CONGENITAL CYANOTIC AND NONCYANOTIC HEART DISEASE Hypercyanotic spells may progress to syncope in tetralogy of Fallot, tricuspid atresia, TGA, and Eisenmenger syndrome. Children with structural heart disease are also prone to ventricular dysrhythmias and AV block.

VALVULAR DISEASES Several valvular lesions are associated with syncope and sudden death. In general, the degree of valve dysfunction correlates with the risk of sudden death. Aortic stenosis is usually due to a congenital defect, often associated with a bicuspid valve, although unicommissural or severely dysplastic valves also occur. Other associated cardiac anomalies, particularly coarctation of the aorta, also occur. 23 Most patients are identified by the presence of a murmur. Exertional syncope is due to reduced cerebral blood flow and is commonly associated with chest pain, dyspnea on exertion, and poor exercise tolerance. 23 Mitral valve prolapse (MVP) is probably not by itself associated with an increased risk of sudden death. 24 A child with MVP and syncope requires a more intensive diagnostic workup. Adults with MVP and significant mitral regurgitation have more frequent dysrhythmias, but this has not been shown in children. Ebstein malformation of the tricuspid valve is an uncommon disorder. Sudden death is thought to be due to the development of supraventricular or ventricular dysrhythmias. 25

PULMONARY HYPERTENSION Primary pulmonary hypertension (without structural heart disease) is uncommon but can present in adolescence. It is often associated with dyspnea on exertion, shortness of breath, exercise intolerance, and syncope. Eisenmenger syndrome is acquired pulmonary hypertension due to a cardiac shunt. High blood flow to the pulmonary circulation from a left-to-right shunt leads to a reactive increase in pulmonary resistance. After months to years, the development of pulmonary hypertension causes the shunt to reverse to a right-to-left shunt and cyanosis becomes apparent. One-half of patients with pulmonary hypertension develop syncope.14 Physical findings include an increased ventricular impulse, a loud second heart sound, and cyanosis, which is particularly prominent in patients with Eisenmenger syndrome. Syncope and sudden death in these patients are usually related to an dysrhythmia.
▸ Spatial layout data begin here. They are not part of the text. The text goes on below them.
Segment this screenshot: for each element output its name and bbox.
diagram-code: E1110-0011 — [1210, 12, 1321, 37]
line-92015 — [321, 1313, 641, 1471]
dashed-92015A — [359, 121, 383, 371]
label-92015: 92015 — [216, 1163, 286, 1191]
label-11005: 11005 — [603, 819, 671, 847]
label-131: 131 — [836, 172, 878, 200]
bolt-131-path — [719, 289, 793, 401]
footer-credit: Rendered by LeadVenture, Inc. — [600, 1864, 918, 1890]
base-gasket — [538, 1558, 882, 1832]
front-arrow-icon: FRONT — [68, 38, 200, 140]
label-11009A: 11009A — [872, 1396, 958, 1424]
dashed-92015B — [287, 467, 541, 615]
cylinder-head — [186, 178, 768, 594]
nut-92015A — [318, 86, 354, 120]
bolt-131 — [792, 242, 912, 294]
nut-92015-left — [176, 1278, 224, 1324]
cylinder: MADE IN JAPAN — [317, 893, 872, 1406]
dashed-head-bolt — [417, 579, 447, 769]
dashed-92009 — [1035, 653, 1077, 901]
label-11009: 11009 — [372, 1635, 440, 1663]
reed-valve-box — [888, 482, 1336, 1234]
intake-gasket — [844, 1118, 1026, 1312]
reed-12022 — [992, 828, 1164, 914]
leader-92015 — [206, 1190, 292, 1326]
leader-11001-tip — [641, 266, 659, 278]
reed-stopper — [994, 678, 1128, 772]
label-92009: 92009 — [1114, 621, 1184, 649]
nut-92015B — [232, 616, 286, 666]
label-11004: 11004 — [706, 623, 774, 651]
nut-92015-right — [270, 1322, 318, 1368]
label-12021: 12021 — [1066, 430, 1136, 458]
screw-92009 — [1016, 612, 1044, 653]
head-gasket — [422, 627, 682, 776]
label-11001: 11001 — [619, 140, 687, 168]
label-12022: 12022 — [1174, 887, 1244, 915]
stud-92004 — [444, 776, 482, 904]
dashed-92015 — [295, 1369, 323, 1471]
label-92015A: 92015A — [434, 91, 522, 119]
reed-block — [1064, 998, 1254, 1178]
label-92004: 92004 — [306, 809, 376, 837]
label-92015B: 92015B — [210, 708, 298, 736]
CORONARY ARTERY ABNORMALITIES Many of these patients present with sudden death often during exercise or with a prior history of exercise-induced syncope.26 Abnormalities of coronary artery origin include the left main artery arising from the right sinus of Valsalva or, less frequently, the right artery arising from the left sinus. In both cases, the aberrant artery often passes between the aorta and pulmonary artery, thus placing it at risk for extrinsic compression, especially during physical exertion. Other abnormalities include myocardial overbridging, coronary artery fistulae, coronary artery spasm, and coronary artery aneurysms and stenosis from Kawasaki disease.